Querying not working for certain customers.

Incident Report for Vectara Inc

Postmortem

Query, Chat, and Document API Outage

On March 6, 2024 between 2:30 AM US Eastern Standard Time (EST) and 11:00 AM EST many Vectara customers were unable to query their corpora. All query requests for some of our Growth tier users and a very small number of our Scale customers experienced a complete outage on any type of query requests. This failure includes chat API requests and list documents API calls, including those made from the administrative Console.

What Happened?

We’ve been working hard to improve the resilience of our internal query engine system. This has included updates on how the query engine receives and stores new index requests. Unfortunately, the new code didn’t account for the rare series of events:

The index request gets picked up by the storage engine.
The optimizer service deletes the index request while the storage engine has only partially read the index request.

This coupled with another memory configuration change on a few servers led to the query engine not being able to automatically recover from the failed state.While we did have alerts that were firing immediately to alert us of an issue, it took the team an extended time to discover the cause of the incident. When the criticality of the failure was correctly identified, the server was quickly modified to ignore deleted index requests.
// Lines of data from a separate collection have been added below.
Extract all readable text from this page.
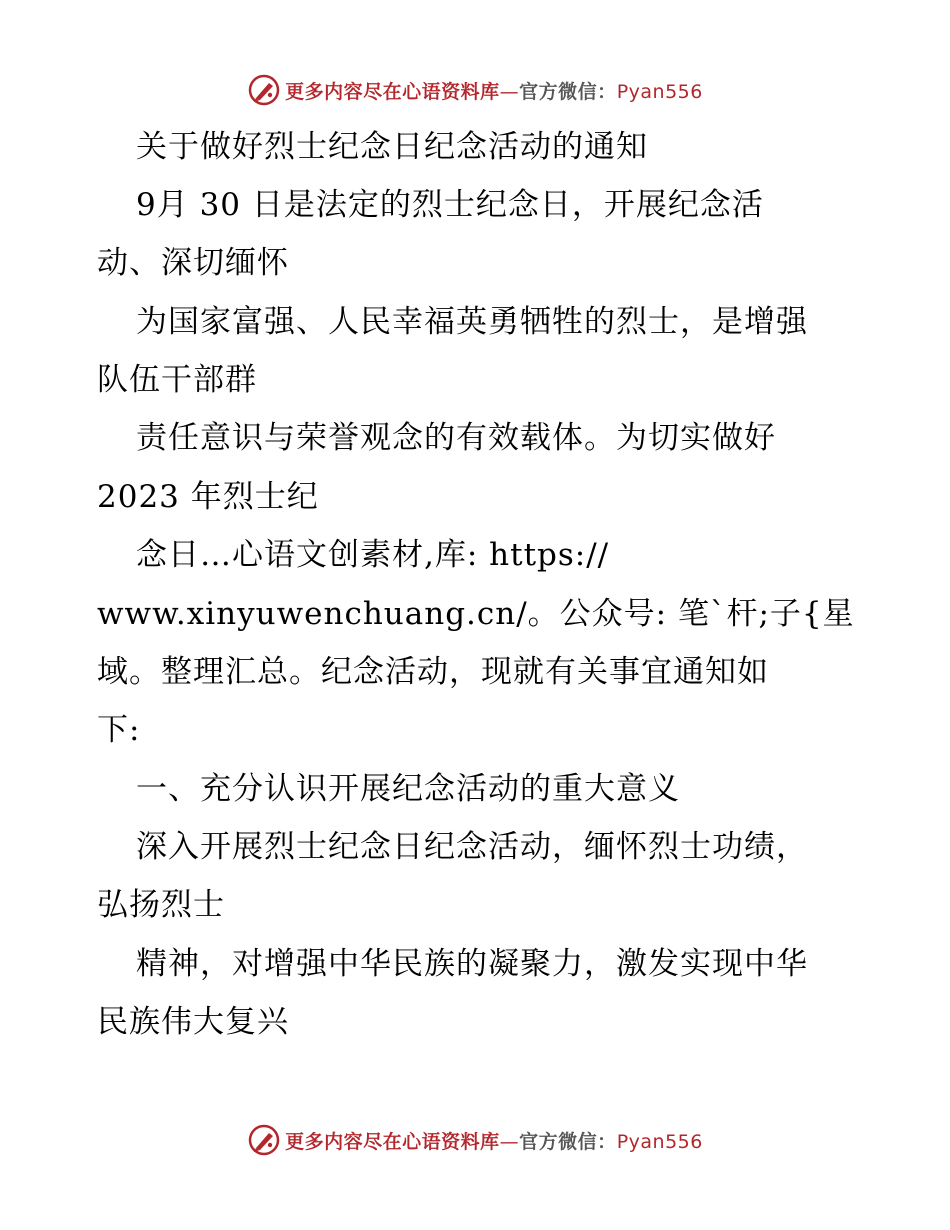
更多内容尽在心语资料库—官方微信：Pyan556
关于做好烈士纪念日纪念活动的通知
9月 30 日是法定的烈士纪念日，开展纪念活
动、深切缅怀
为国家富强、人民幸福英勇牺牲的烈士，是增强
队伍干部群
责任意识与荣誉观念的有效载体。为切实做好
2023 年烈士纪
念日…心语文创素材,库: https://
www.xinyuwenchuang.cn/。公众号: 笔`杆;子{星
域。整理汇总。纪念活动，现就有关事宜通知如
下:
一、充分认识开展纪念活动的重大意义
深入开展烈士纪念日纪念活动，缅怀烈士功绩，
弘扬烈士
精神，对增强中华民族的凝聚力，激发实现中华
民族伟大复兴
更多内容尽在心语资料库—官方微信：Pyan556
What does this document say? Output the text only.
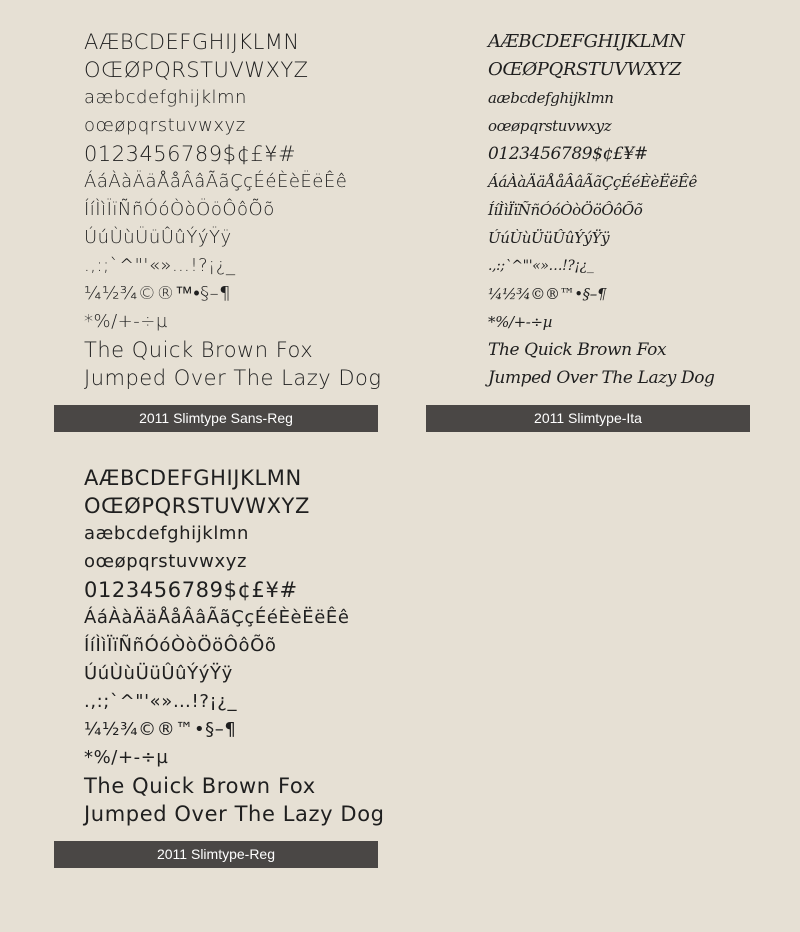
AÆBCDEFGHIJKLMN
OŒØPQRSTUVWXYZ
aæbcdefghijklmn
oœøpqrstuvwxyz
0123456789$¢£¥#
ÁáÀàÄäÅåÂâÃãÇçÉéÈèËëÊê
ÍíÌìÏïÑñÓóÒòÖöÔôÕõ
ÚúÙùÜüÛûÝýŸÿ
.,:;`^"'«»…!?¡¿_
¼½¾©®™•§–¶
*%/+-÷µ
The Quick Brown Fox
Jumped Over The Lazy Dog
2011 Slimtype Sans-Reg
AÆBCDEFGHIJKLMN
OŒØPQRSTUVWXYZ
aæbcdefghijklmn
oœøpqrstuvwxyz
0123456789$¢£¥#
ÁáÀàÄäÅåÂâÃãÇçÉéÈèËëÊê
ÍíÌìÏïÑñÓóÒòÖöÔôÕõ
ÚúÙùÜüÛûÝýŸÿ
.,:;`^"'«»…!?¡¿_
¼½¾©®™•§–¶
*%/+-÷µ
The Quick Brown Fox
Jumped Over The Lazy Dog
2011 Slimtype-Ita
AÆBCDEFGHIJKLMN
OŒØPQRSTUVWXYZ
aæbcdefghijklmn
oœøpqrstuvwxyz
0123456789$¢£¥#
ÁáÀàÄäÅåÂâÃãÇçÉéÈèËëÊê
ÍíÌìÏïÑñÓóÒòÖöÔôÕõ
ÚúÙùÜüÛûÝýŸÿ
.,:;`^"'«»…!?¡¿_
¼½¾©®™•§–¶
*%/+-÷µ
The Quick Brown Fox
Jumped Over The Lazy Dog
2011 Slimtype-Reg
What do we plan to do in the future?

We know that users are relying on Vectara to build robust, production-grade GenAI applications, and thus we view this incident as completely unacceptable. We plan to overhaul internal incident response processes to prevent similar situations in the future. Additionally, we plan on continuing to engineer for resilience and make sure the system operates gracefully under failure conditions. Our architecture is generally designed to handle internal failures gracefully, and we are doing a review of the current architecture for deficiencies in light of this incident to uncover any other shortcomings. We were already in the process of overhauling the query engine for resiliency, and we plan to expedite that process making sure outages like this one cannot happen in the future.

‌

Thank you for your understanding and we apologize for the impact.

Posted Mar 08, 2024 - 20:37 UTC

Resolved

Full Query API functionality should be restored. A post mortem report on the incident will be shared in the future.

Posted Mar 06, 2024 - 16:32 UTC

Monitoring

The Query API should now work again for all customers. A new internal feature intended to increase system capacity had a bug in a corner case, causing the Query API to go down for some customers. We have implemented a fix for that bug and will review how processes can be improved going forward.

Posted Mar 06, 2024 - 15:46 UTC

Identified

For certain customers, all Query API calls are completely down. We have identified the problem and are implementing a fix to bring back up the query engine for those customers.

Posted Mar 06, 2024 - 15:15 UTC

Update

We are continuing to investigate this issue.

Posted Mar 06, 2024 - 15:03 UTC

Investigating

A subset of our querying engine is down for certain customers.

Posted Mar 06, 2024 - 14:57 UTC

This incident affected: API (Query).